L’assemblea nazionale del Pd ha votato Walter Verini tesoriere nazionale del Partito democratico con 775 voti favorevoli, 4 contrari, 23 astenuti. Per il deputato umbro si tratta di una conferma di incarico. Ma questa è la giornata di Enrico Letta che è intervenuto intorno alle 12: «Vorrei che oggi la discussione non si chiudesse ma iniziasse. Domani presenterò un vademecum di idee da consegnare al dibattito dei circoli per due settimane.

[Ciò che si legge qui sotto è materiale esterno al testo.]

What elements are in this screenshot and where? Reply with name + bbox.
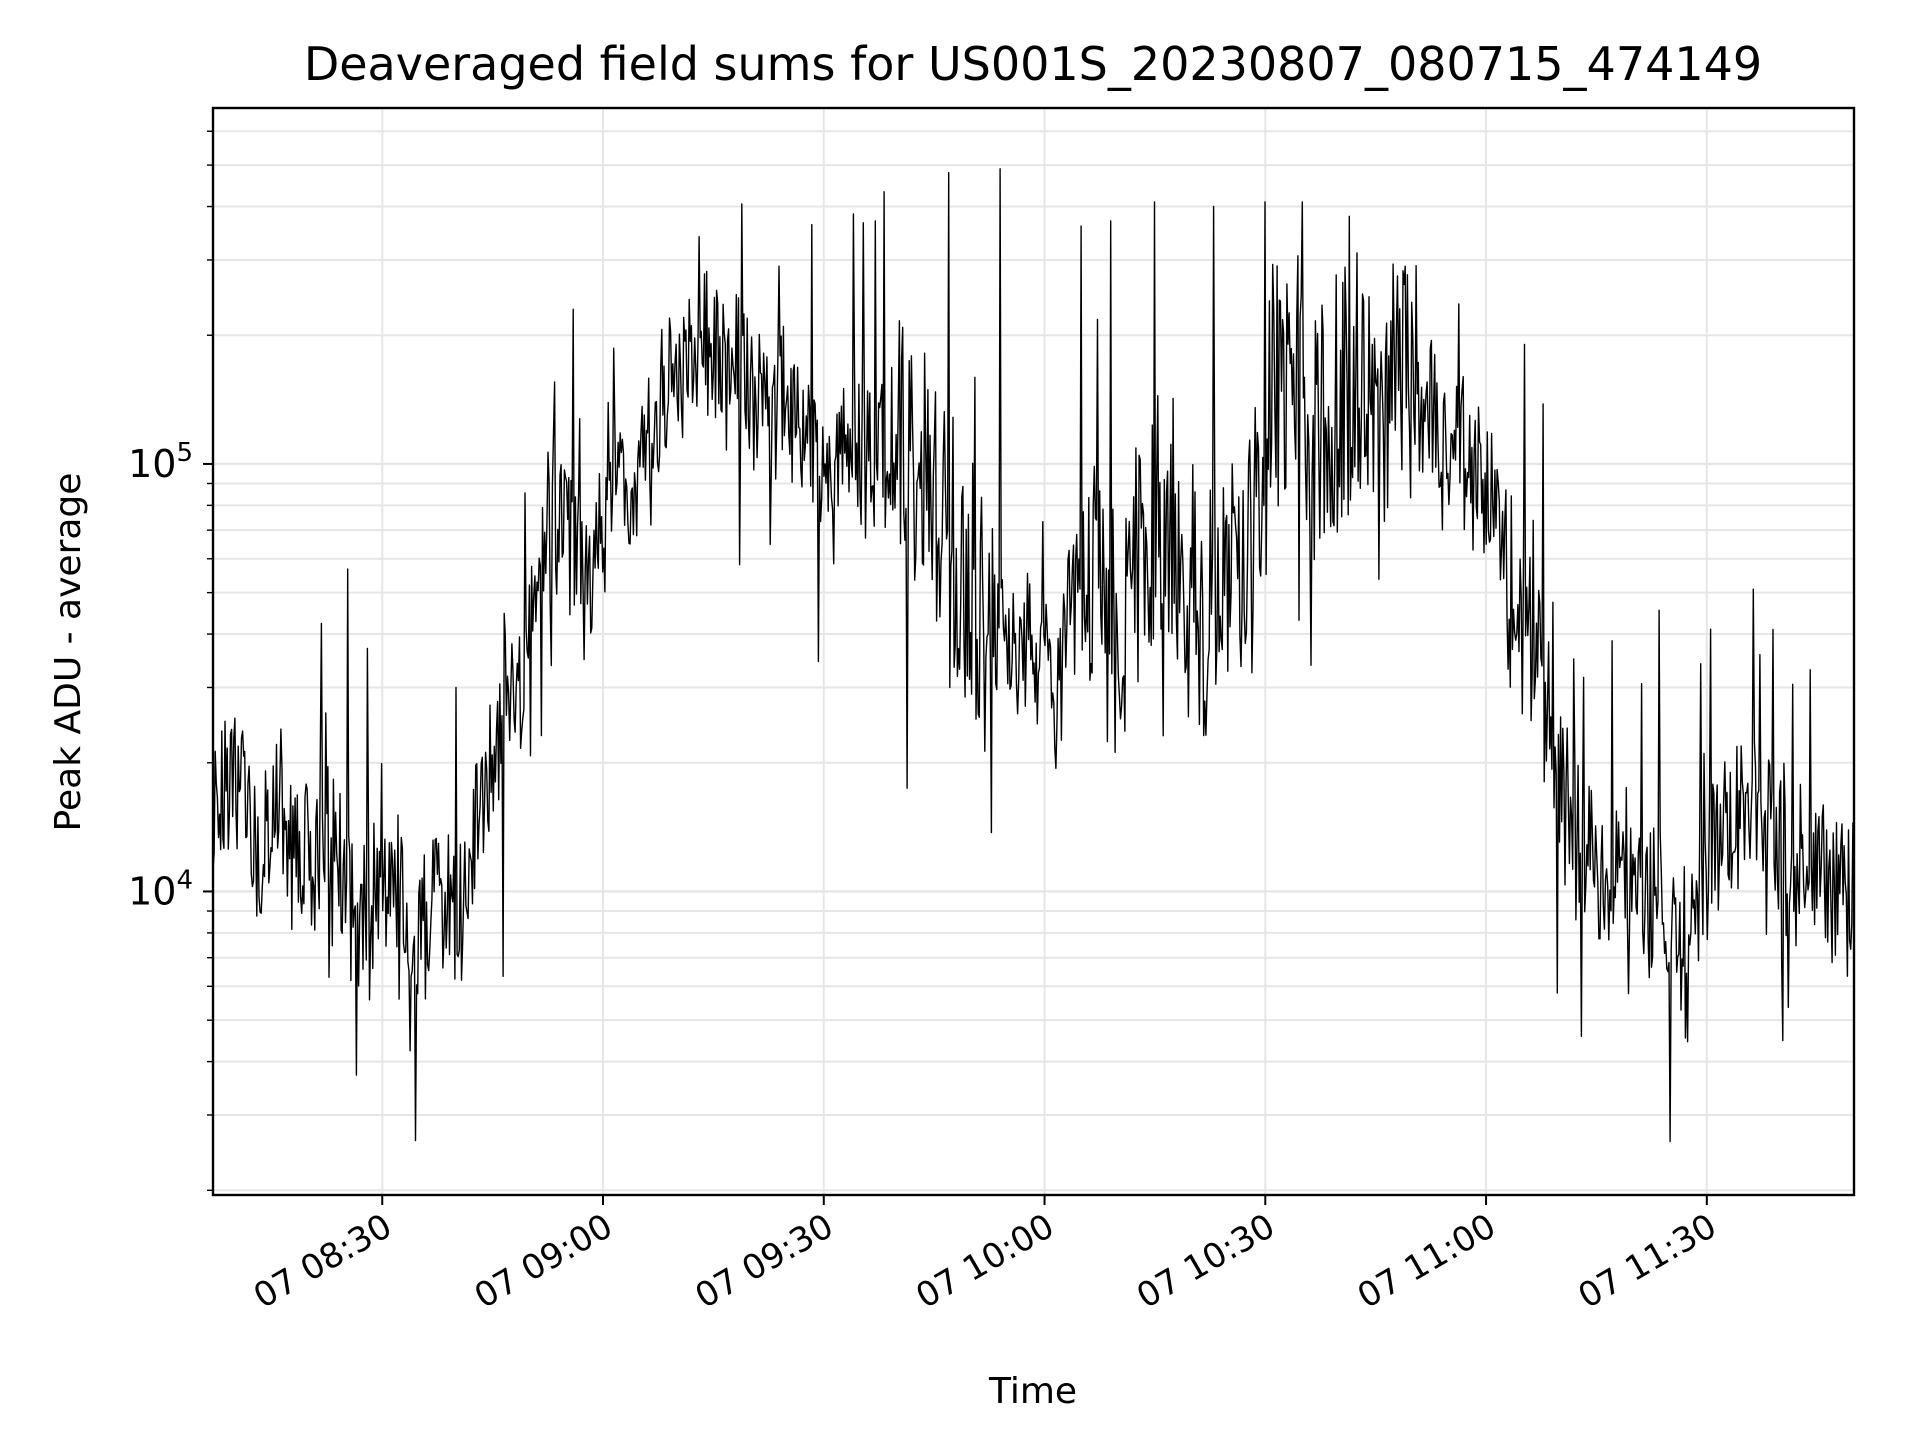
y-tick-exponent: 4	[176, 865, 193, 895]
y-axis-label: Peak ADU - average	[48, 473, 89, 832]
plot-frame	[211, 106, 1856, 1197]
grid	[213, 108, 1854, 1195]
y-tick-label: 105	[128, 438, 193, 486]
y-tick-exponent: 5	[176, 438, 193, 468]
y-tick-base: 10	[128, 869, 176, 913]
data-line	[212, 168, 1855, 1143]
series-line	[212, 168, 1855, 1143]
x-axis-label: Time	[988, 1371, 1077, 1412]
y-tick-label: 104	[128, 865, 193, 913]
y-tick-base: 10	[128, 442, 176, 486]
chart-title: Deaveraged field sums for US001S_2023080…	[304, 37, 1762, 91]
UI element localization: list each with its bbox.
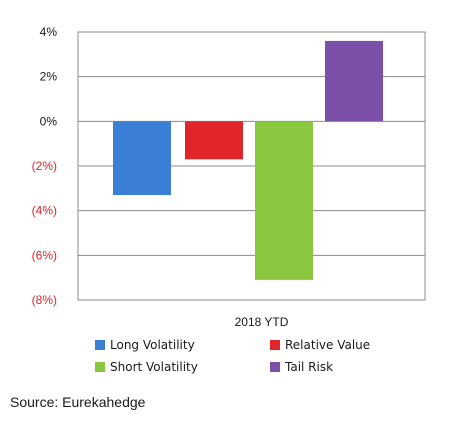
legend-swatch [270, 340, 280, 350]
y-tick-label: (4%) [32, 204, 57, 218]
legend-item: Long Volatility [95, 338, 270, 352]
legend-item: Short Volatility [95, 360, 270, 374]
legend-label: Tail Risk [285, 360, 334, 374]
y-tick-label: (6%) [32, 248, 57, 262]
y-tick-label: 0% [40, 114, 58, 128]
x-category-label: 2018 YTD [235, 315, 289, 329]
bar [325, 40, 383, 122]
y-tick-label: 2% [40, 70, 58, 84]
legend: Long Volatility Relative Value Short Volat… [95, 338, 425, 374]
legend-item: Tail Risk [270, 360, 425, 374]
legend-label: Long Volatility [110, 338, 195, 352]
bar [113, 121, 171, 196]
y-tick-label: (8%) [32, 293, 57, 307]
y-tick-label: 4% [40, 25, 58, 39]
chart: 4% 2% 0% (2%) (4%) (6%) (8%) 2018 YTD [32, 25, 426, 329]
legend-item: Relative Value [270, 338, 425, 352]
legend-swatch [270, 362, 280, 372]
legend-swatch [95, 362, 105, 372]
source-note: Source: Eurekahedge [10, 394, 146, 410]
bar [255, 121, 313, 280]
legend-label: Relative Value [285, 338, 371, 352]
y-tick-label: (2%) [32, 159, 57, 173]
legend-label: Short Volatility [110, 360, 198, 374]
legend-swatch [95, 340, 105, 350]
bar [185, 121, 243, 160]
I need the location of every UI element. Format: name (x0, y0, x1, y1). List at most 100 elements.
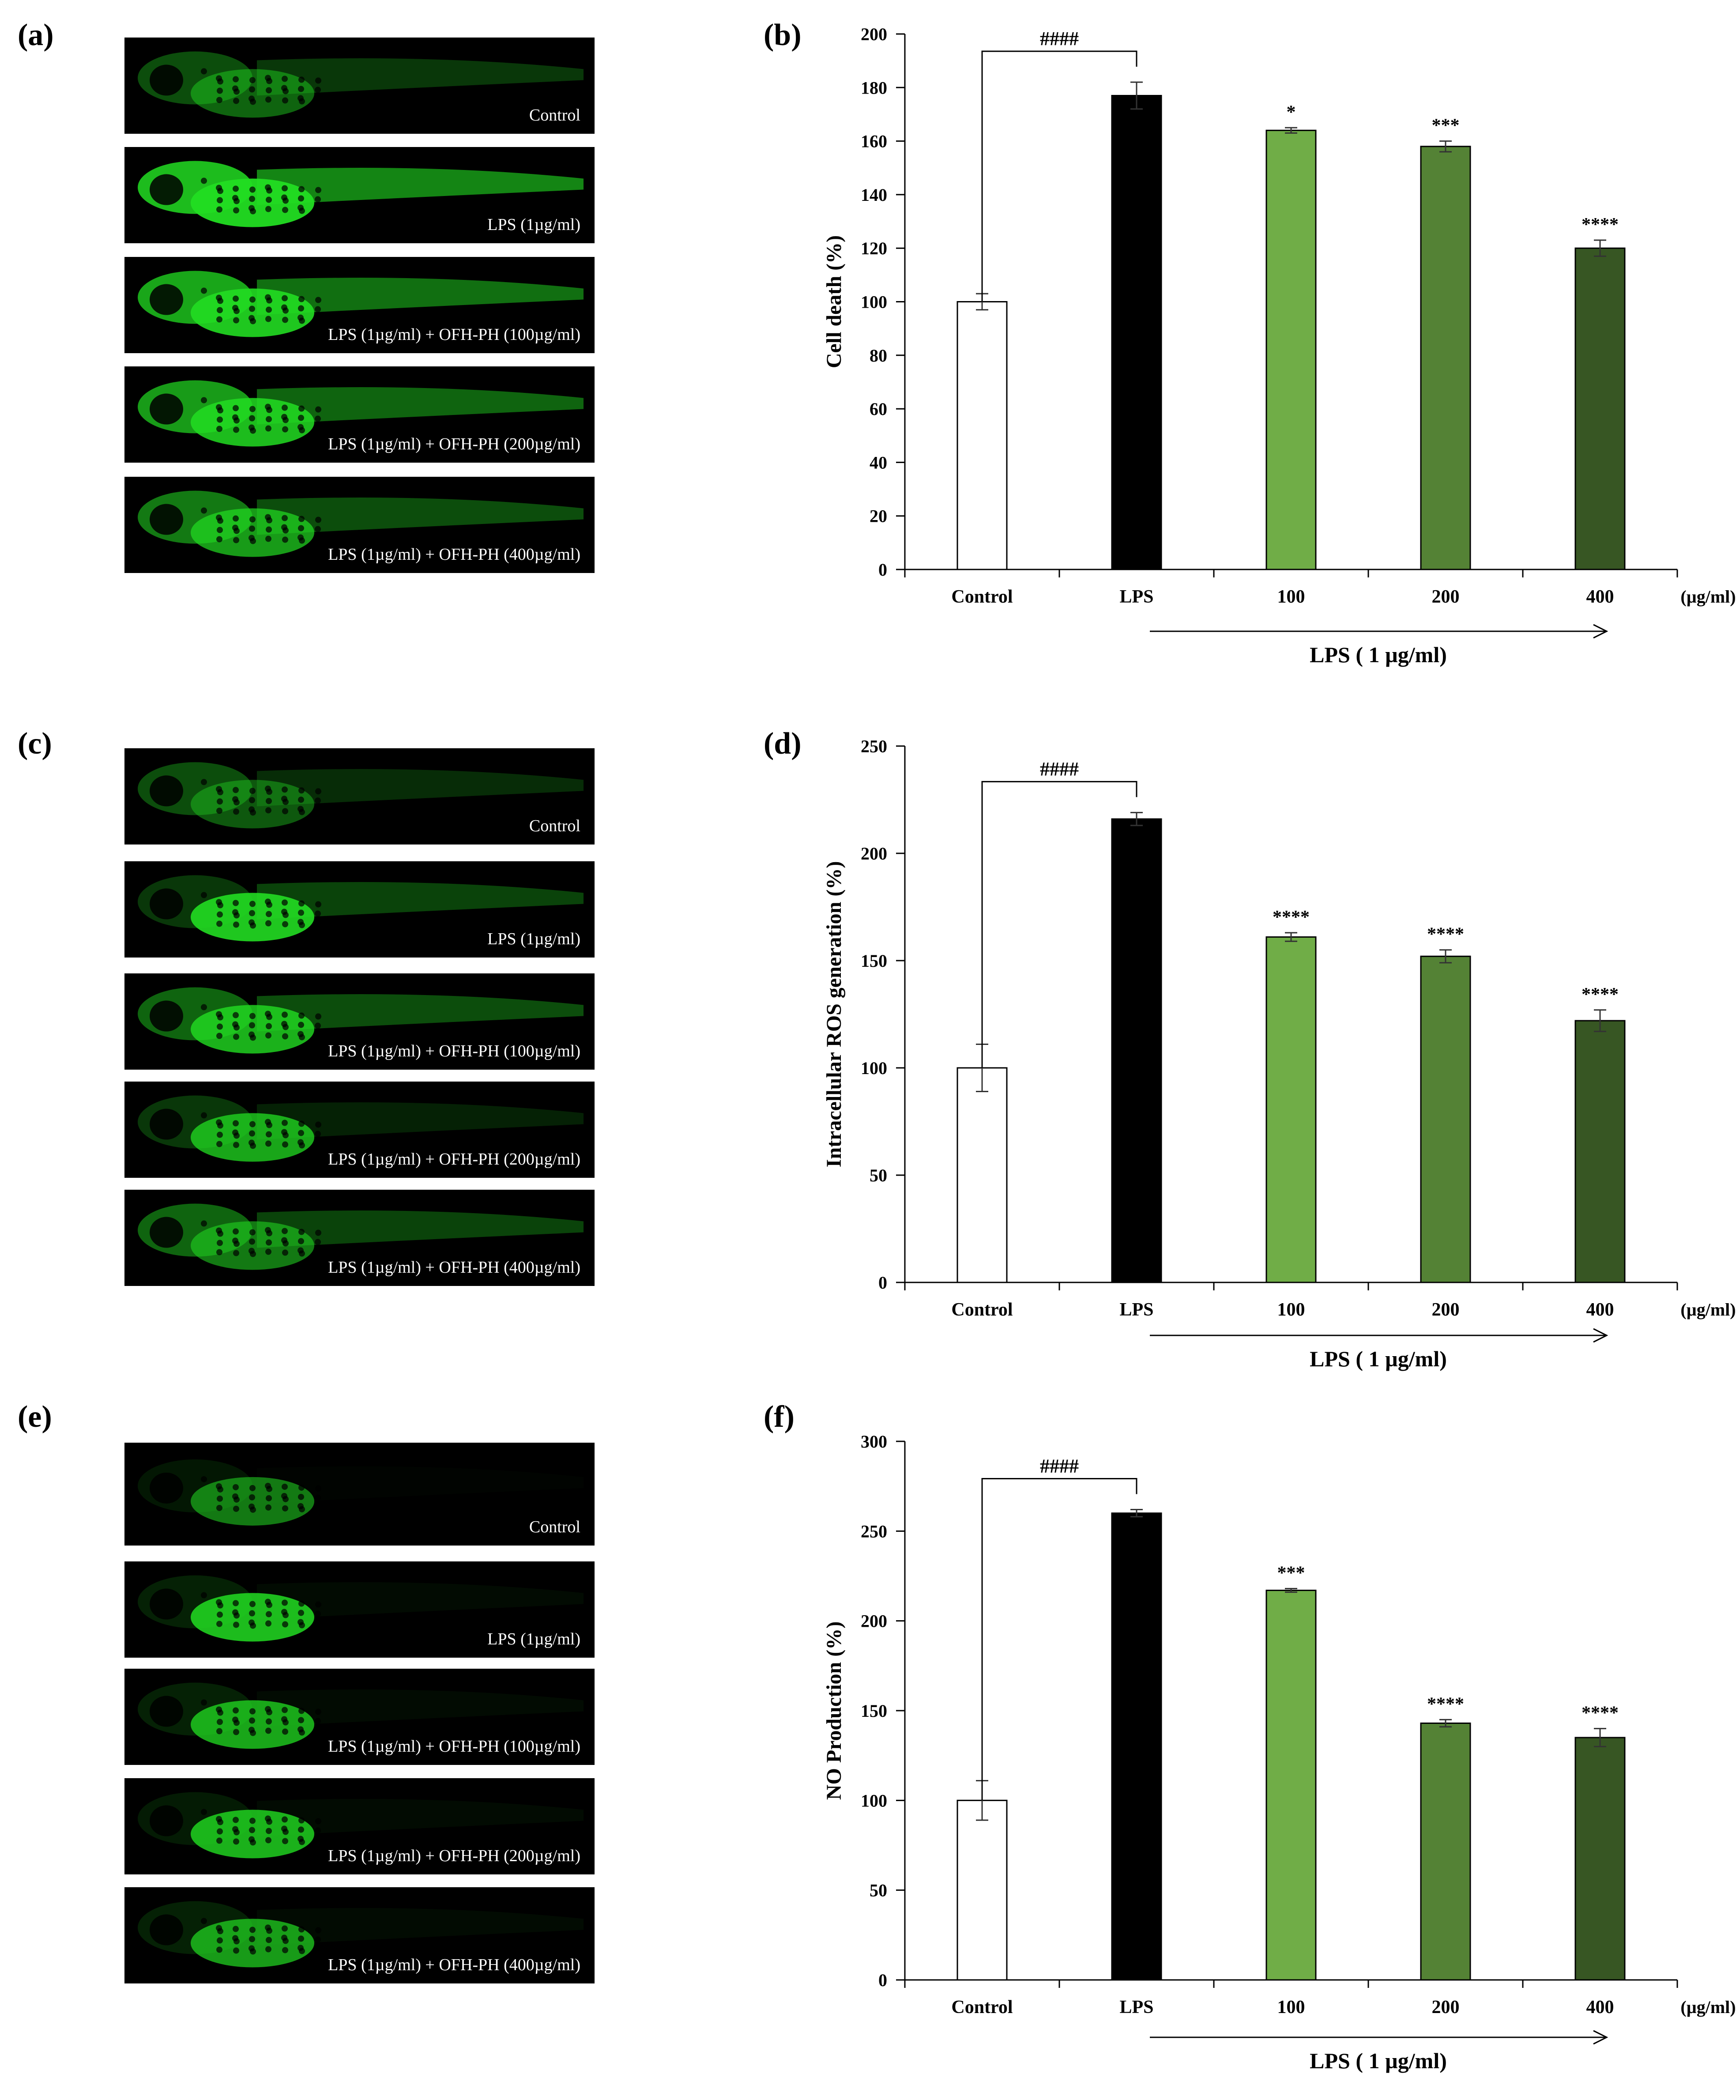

Ne discutiamo insieme e poi facciamo sintesi in una nuova assemblea». Ha messo subito le cose in chiaro, riconoscendo i limiti del Pd: «Lo stesso fatto che sia qui io e non una segretaria donna dimostra che esiste un problema» sulla parità di genere. «Io metterò al centro» il tema delle donne: è «assurdo» che sia un problema. «Mi candido a nuovo segretario ma so che non vi serve un nuovo segretario: vi serve un nuovo Pd». E dopo le donne, i giovani che «saranno al centro della mia azione».

L’ex premier ha anche detto: «Noi non dobbiamo essere la Protezione civile della politica, cioè il partito che è costretto ad andare al potere perché se no gli altri sbandano.
Perché se lo facciamo diventiamo il partito del potere. Si vincono le elezioni se non si ha paura di andare all’opposizione». E poi: «Dobbiamo fare un partito che abbia le porte aperte. L’apertura sarà il mio motto: spalanchiamo le porte del partito”. Durante il governo Draghi «voglio rilanciare lo ius soli», è una «norma di civiltà». Letta ha anche detto che «sarebbe molto felice se il governo di Mario Draghi fosse quello in cui dar vita alla normativa dello ius soli», la legge sulla cittadinanza. L’appuntamento dei dem si è aperto con l’intervento della presidente dell’assemblea Valentina Cuppi, dal palco al Nazareno, affiancata dalle vicepresidenti Anna Ascani e Debora Serracchiani: «Oggi do formalmente la comunicazione all’assemblea nazionale delle dimissioni da segretario di Nicola Zingaretti», che ha ringraziato più volte. Le sue dimissioni «sono state un atto politico molto forte che ci spinge a un’analisi profonda del partito, che ci interroga sullo stare insieme, sul pluralismo. Era evidente che volesse dare una scossa al partito, fare in modo che emergessero in maniera chiara e trasparente i problemi che ci sono. Ora sta a noi cogliere l’opportunità. Dobbiamo affrontare le dinamiche di battaglie intestine tra aree che invece di arricchire il pluralismo rischiano di cristallizzarsi in lotta tra correnti. Possiamo essere il partito che al contempo si occupa dei diritti civili e sociali senza farci dipingere come quelli che si dedicano solo ai primi? Dobbiamo occuparci di entrambi».